TODO NOME É UM ASSASSINATOTodas as coisas têm um nome. Ninguém pensa em chamar cadeira de relógio ou travesseiro de guarda-chuva (ainda que um travesseiro possa servir como guarda-chuva numa emergência). A regra funciona tanto para coisas palpáveis quanto para abstrações. Ao comentar com seu melhor amigo sobre a paixonite que te pegou desprevinido após conhecer uma garota na noite passada, você não diz
Acho que estou apavorado!, com coraçõezinhos piscando nas pupilas (ainda que, para alguns membros da raça humana, paixão e pavor andem sempre de mãos dadas). O mesmo se aplica a instituições, empresas e estabelecimentos comerciais. Ninguém pensa em chamar a Coca-Cola de Brastemp (
Me vê uma Brastemp geladinha!). Nem em chamar a UFRJ de Estácio de Sá (já o contrário agradaria alguns). Se você combina com amigos de ir à Casa da Matriz, ninguém espera encontrá-lo na Bunker (a não ser que você tenha amigos muito chatos e isso seja uma forma de despistá-los). Enfim, todas as coisas, incluindo você, têm um nome.
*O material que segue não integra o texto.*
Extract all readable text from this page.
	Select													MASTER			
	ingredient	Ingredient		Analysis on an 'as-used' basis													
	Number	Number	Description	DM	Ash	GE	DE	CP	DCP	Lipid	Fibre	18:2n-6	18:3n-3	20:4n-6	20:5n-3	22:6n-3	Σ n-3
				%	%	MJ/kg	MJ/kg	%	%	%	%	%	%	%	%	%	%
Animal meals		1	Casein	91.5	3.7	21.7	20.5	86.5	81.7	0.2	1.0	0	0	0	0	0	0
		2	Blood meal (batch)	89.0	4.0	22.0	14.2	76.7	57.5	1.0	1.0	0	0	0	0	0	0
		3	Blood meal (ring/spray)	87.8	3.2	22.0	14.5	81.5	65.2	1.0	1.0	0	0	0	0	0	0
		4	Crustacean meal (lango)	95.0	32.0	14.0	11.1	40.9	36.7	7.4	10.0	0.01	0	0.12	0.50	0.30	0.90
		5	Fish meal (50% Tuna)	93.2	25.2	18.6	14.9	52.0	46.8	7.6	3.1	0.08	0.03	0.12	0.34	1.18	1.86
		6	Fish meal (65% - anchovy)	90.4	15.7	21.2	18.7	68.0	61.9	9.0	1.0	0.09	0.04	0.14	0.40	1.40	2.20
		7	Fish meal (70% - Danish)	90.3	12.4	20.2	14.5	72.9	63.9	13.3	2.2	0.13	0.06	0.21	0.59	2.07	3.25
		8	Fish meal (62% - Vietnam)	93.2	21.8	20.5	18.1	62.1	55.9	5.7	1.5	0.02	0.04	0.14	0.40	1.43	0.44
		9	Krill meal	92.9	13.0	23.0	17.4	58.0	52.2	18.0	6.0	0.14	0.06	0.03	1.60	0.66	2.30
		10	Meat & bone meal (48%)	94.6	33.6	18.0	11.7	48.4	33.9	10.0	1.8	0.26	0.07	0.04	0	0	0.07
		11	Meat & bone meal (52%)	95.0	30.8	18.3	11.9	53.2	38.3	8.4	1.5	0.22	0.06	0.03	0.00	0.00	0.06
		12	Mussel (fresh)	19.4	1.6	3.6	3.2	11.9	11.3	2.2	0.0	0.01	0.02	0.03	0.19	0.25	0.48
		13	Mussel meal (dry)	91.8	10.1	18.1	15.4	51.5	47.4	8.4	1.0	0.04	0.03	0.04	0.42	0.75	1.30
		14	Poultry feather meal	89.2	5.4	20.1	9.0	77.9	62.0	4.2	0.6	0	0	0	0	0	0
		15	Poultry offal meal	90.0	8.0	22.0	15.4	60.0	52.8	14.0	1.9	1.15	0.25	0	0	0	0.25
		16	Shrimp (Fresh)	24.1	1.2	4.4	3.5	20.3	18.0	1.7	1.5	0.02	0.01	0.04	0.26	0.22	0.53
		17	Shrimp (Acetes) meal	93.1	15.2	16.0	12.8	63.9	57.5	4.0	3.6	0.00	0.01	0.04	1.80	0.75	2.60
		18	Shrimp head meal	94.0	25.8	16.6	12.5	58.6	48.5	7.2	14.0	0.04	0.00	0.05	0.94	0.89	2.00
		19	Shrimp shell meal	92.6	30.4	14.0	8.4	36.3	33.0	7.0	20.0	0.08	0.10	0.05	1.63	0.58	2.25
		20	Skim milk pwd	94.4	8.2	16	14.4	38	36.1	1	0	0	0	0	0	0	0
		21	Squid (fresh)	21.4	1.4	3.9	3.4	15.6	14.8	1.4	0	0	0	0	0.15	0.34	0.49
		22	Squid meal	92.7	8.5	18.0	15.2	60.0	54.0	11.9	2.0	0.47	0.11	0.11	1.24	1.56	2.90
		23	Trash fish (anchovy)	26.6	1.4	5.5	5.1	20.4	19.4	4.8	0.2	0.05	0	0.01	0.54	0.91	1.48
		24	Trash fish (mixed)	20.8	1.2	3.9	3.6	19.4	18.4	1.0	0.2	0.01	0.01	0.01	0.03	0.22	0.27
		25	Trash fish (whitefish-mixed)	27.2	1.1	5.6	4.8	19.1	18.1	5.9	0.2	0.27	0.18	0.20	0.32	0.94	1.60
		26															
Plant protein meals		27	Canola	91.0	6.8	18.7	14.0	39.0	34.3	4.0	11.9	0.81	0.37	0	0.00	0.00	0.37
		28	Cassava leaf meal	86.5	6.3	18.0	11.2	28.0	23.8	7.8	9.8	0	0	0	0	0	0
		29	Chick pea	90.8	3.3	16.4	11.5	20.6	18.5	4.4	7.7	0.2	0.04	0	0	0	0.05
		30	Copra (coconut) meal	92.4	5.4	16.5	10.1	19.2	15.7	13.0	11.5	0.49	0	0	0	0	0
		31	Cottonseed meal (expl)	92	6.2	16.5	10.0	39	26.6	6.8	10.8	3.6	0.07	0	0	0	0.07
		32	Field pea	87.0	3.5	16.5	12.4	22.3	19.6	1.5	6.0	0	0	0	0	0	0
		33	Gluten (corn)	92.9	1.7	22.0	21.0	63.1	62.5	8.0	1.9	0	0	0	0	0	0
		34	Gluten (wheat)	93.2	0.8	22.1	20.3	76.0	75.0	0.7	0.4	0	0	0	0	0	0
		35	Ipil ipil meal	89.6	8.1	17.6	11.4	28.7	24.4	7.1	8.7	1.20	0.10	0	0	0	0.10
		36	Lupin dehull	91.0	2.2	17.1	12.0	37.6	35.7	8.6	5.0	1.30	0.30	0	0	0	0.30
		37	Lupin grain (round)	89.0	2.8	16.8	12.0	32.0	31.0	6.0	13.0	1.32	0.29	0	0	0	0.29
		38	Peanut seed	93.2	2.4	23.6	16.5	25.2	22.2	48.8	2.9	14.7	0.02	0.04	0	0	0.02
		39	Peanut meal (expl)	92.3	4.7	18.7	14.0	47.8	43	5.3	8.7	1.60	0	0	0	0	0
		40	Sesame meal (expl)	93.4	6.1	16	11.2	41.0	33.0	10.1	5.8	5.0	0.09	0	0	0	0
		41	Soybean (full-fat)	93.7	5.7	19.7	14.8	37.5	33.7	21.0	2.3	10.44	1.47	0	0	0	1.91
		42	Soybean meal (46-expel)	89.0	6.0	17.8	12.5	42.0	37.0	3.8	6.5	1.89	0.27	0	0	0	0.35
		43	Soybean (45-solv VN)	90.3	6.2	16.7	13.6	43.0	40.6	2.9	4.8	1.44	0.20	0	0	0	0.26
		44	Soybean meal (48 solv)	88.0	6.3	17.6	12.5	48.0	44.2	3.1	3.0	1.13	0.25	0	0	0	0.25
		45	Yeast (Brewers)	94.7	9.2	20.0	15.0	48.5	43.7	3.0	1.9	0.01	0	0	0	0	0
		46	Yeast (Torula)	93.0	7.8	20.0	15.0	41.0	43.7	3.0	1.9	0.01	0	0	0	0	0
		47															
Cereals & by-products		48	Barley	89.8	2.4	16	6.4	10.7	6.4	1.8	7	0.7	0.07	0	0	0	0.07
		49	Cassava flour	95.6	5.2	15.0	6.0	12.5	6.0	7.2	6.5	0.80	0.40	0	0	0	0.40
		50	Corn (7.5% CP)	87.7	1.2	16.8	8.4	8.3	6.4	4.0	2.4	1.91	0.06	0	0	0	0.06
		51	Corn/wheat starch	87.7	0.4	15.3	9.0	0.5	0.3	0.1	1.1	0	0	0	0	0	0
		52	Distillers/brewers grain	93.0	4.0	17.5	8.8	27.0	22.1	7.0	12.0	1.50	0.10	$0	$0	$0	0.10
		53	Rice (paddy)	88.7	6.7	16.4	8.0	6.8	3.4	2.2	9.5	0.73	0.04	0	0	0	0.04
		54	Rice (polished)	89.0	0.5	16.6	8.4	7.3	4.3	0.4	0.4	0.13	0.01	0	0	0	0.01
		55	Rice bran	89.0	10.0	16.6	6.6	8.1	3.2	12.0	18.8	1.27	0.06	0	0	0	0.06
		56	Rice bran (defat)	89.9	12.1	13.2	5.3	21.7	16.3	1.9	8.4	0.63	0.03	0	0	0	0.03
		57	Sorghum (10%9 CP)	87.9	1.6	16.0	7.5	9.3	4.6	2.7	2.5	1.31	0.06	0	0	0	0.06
Menos para o meu pai, é claro.
No ano 2000, eu costumava freqüentar uma boate chamada First. Ficava em Botafogo, no lugar onde hoje em dia funciona uma pizzaria. Como na época eu ainda não era motorizado, meu pai costumava me dar carona até lá toda sexta-feira. Houve uma época, no entanto, que fiquei umas semanas sem ir à First. Um dia, meu pai me perguntou, curioso:
— E a Primeira Instância, hein?
— Como?
— Aquela boate, a Primeira Instância.
— Que Primeira Instância?
— Aquela que fica em Botafogo e você sempre vai.
— Você tá falando da First?
— Isso, Primeira Instância!
Muito tempo atrás, antes da First (ou da Primeira Instância) existir, meu pai estava lanchando na mesa da cozinha e eu, por acaso, passava por ali.
— Vitor, me passa o tubete?
— O biscoito em forma de canudinho que a gente põe no sorvete?
— Não, não, o tubete!
— Hein?
— Aí do seu lado.
— Você tá falando da mortadela?
— Isso, o tubete!
Para o meu pai, nomes são irrelevantes.